Un entry level che di entry level ha poco
Chiamarlo prodotto d’ingresso, oggi, suona quasi ironico. Il nuovo Samsung 990 costa il 70% in più del modello che va a rimpiazzare, e questo dice molto sullo stato attuale del mercato delle memorie. I prezzi degli SSD sono saliti parecchio negli ultimi tempi, e la definizione di fascia bassa ormai vale poco. Quello che fino a poco tempo fa veniva considerato accessibile adesso richiede un esborso decisamente più consistente.
Il punto è proprio questo. La categoria entry level esiste ancora sulla carta, nelle strategie commerciali e nel posizionamento dei prodotti, ma il portafoglio racconta un’altra storia. Il 990 nasce per prendere il posto del 990 EVO, un’unità che aveva conquistato molti utenti proprio per il rapporto tra prestazioni e costo. Ora quel rapporto cambia in modo evidente, e non a favore di chi compra.

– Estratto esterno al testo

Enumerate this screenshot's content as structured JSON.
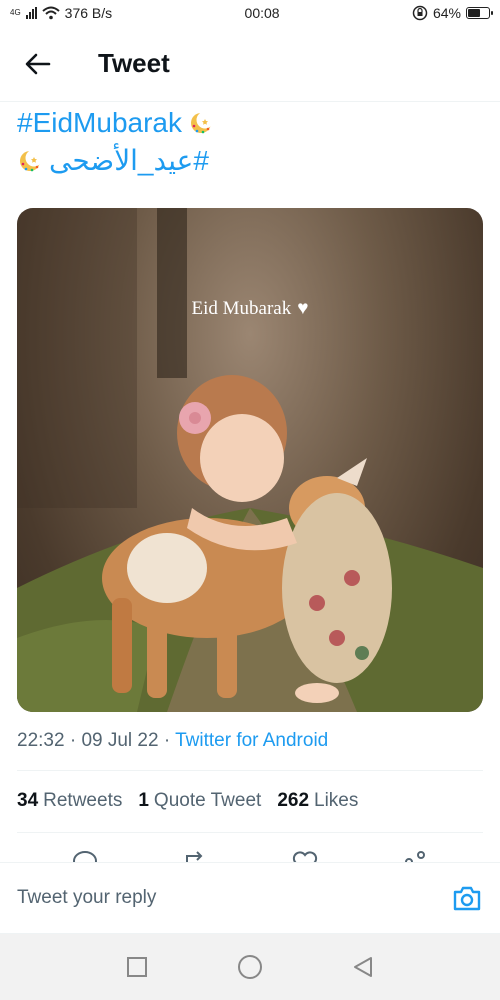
{
  "status_bar": {
    "network_label": "4G",
    "speed": "376 B/s",
    "time": "00:08",
    "battery_percent": "64%",
    "battery_level": 0.64
  },
  "header": {
    "title": "Tweet",
    "back_icon": "arrow-left-icon"
  },
  "tweet": {
    "hashtag_en": "#EidMubarak",
    "hashtag_ar": "#عيد_الأضحى",
    "image_text": "Eid Mubarak",
    "time": "22:32",
    "separator": "·",
    "date": "09 Jul 22",
    "source": "Twitter for Android"
  },
  "stats": {
    "retweets_count": "34",
    "retweets_label": "Retweets",
    "quotes_count": "1",
    "quotes_label": "Quote Tweet",
    "likes_count": "262",
    "likes_label": "Likes"
  },
  "reply": {
    "placeholder": "Tweet your reply"
  },
  "colors": {
    "accent": "#1d9bf0",
    "text_primary": "#0f1419",
    "text_secondary": "#536471"
  }
}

Perché i prezzi delle memorie sono così alti
Il rincaro non riguarda solo Samsung. Tutto il comparto delle memorie sta attraversando una fase di prezzi gonfiati, e questo si riflette inevitabilmente su ogni nuovo lancio. Il fatto che un prodotto venduto come soluzione base arrivi a costare quasi il doppio del suo predecessore la dice lunga su quanto sia diventato complicato trovare un’unità di archiviazione a buon mercato.

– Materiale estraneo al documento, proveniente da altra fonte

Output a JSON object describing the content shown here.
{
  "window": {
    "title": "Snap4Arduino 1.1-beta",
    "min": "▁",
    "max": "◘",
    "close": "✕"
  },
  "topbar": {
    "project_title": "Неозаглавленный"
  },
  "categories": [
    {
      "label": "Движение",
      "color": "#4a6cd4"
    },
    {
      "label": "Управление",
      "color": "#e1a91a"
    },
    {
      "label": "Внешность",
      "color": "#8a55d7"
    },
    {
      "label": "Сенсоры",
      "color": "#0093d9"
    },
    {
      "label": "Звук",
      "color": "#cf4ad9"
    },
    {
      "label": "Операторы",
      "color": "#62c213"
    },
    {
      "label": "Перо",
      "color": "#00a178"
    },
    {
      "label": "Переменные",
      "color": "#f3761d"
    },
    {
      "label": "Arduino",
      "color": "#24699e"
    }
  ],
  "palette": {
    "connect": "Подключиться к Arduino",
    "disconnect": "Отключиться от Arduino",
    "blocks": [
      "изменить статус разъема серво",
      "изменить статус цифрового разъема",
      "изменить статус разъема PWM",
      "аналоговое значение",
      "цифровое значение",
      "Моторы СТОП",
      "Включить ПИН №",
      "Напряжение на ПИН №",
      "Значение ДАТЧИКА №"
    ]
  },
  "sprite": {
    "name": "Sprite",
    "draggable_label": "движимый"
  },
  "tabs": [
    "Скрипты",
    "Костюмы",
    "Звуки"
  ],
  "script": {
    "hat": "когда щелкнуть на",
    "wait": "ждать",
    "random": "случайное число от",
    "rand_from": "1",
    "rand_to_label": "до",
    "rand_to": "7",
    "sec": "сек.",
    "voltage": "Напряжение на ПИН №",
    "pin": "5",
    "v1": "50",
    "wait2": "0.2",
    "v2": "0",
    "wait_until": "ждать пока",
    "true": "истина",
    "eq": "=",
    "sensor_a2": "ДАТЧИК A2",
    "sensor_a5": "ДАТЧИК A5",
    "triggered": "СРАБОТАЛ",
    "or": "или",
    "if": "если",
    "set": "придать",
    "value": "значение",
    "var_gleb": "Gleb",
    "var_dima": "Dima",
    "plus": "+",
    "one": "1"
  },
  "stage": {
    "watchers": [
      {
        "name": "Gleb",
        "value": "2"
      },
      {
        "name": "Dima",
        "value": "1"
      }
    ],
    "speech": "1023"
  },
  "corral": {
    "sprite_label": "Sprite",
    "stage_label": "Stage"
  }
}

Per chi cercava un aggiornamento senza spendere troppo, la situazione si fa complicata. Il Samsung 990 resta un prodotto pensato per un pubblico ampio, ma il posizionamento economico lo allontana da chi voleva semplicemente un SSD affidabile senza svenarsi. La differenza rispetto al 990 EVO è tale da far riflettere prima dell’acquisto, e chi aveva messo gli occhi sul modello precedente potrebbe ora guardarsi intorno per capire se convenga davvero passare alla nuova generazione.

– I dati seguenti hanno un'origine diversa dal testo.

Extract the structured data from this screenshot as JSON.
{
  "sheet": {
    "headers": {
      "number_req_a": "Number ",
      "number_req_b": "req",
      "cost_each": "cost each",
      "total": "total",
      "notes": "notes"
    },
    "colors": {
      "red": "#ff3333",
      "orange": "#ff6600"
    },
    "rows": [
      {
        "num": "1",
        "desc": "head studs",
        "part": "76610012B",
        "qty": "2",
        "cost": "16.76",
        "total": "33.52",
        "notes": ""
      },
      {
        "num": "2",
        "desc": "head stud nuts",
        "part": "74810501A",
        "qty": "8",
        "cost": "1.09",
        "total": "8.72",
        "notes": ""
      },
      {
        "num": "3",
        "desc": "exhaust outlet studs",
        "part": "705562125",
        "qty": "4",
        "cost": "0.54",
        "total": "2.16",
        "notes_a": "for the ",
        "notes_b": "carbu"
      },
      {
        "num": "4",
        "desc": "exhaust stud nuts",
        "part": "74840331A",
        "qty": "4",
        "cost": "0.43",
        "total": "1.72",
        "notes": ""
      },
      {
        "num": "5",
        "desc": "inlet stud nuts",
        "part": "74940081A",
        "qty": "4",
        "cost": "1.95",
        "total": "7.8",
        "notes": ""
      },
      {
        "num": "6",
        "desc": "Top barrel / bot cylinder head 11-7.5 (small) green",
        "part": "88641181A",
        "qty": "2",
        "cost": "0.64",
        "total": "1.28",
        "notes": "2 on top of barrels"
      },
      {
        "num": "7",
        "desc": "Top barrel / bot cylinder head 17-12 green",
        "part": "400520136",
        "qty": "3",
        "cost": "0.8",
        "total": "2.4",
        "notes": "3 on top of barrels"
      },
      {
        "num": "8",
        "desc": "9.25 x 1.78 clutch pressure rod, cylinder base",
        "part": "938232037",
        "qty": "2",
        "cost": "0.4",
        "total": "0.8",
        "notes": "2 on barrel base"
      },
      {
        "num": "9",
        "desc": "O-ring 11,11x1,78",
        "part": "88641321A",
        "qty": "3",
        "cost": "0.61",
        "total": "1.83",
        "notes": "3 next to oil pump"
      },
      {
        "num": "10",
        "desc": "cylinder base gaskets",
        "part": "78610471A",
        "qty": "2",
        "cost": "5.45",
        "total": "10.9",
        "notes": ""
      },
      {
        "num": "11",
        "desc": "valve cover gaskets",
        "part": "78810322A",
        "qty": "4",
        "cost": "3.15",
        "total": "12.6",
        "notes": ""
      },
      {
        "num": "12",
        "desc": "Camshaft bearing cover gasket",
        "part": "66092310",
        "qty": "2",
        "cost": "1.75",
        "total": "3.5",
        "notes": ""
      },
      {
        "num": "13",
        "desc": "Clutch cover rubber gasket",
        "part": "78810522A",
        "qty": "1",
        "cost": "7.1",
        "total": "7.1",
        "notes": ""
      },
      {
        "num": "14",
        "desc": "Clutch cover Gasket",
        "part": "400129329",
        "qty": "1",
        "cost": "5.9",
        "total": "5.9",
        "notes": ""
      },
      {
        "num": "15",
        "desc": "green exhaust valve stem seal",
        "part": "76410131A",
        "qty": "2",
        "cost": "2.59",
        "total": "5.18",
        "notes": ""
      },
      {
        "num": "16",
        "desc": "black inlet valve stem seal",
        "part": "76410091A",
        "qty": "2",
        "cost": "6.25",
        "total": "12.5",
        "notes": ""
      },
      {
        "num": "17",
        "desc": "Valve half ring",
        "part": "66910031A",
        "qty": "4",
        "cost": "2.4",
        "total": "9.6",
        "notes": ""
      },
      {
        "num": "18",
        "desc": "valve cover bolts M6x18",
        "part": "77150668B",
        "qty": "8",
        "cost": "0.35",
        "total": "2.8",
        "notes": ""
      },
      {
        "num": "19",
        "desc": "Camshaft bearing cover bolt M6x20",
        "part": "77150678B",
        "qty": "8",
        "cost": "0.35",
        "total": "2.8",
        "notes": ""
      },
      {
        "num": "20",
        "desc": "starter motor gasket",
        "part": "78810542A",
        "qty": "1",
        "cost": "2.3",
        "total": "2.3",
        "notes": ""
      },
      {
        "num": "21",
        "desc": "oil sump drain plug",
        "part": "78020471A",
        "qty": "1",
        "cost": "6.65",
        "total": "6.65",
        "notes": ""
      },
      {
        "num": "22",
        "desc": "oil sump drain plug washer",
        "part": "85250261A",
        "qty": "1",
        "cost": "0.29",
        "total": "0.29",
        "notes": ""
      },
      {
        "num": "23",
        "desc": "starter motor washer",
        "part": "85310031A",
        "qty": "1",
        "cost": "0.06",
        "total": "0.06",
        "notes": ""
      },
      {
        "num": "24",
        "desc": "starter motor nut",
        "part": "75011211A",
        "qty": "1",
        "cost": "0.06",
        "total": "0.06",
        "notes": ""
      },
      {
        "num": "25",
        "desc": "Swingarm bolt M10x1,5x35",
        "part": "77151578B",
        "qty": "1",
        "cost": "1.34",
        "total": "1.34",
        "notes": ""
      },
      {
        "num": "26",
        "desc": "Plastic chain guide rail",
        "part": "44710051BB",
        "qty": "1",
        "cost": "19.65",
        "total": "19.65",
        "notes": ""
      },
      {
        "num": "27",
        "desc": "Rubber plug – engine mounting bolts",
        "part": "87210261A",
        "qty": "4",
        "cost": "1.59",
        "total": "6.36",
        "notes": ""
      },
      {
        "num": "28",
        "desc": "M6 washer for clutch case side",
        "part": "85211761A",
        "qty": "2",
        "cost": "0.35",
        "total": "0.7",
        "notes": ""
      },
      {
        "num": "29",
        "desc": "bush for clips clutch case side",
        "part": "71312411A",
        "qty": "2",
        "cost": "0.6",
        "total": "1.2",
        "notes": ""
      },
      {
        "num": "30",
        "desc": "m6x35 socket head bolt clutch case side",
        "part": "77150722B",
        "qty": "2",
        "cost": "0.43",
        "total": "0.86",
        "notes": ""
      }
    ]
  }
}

Resta il fatto che l’azienda continua a puntare su questa gamma per coprire una fetta importante del mercato. Il nome è lo stesso, la logica di prodotto pure, ma il contesto in cui arriva è completamente diverso. E quando un SSD entry level costa quasi il doppio di quello che sostituisce, la parola entry level inizia a perdere il suo significato originario.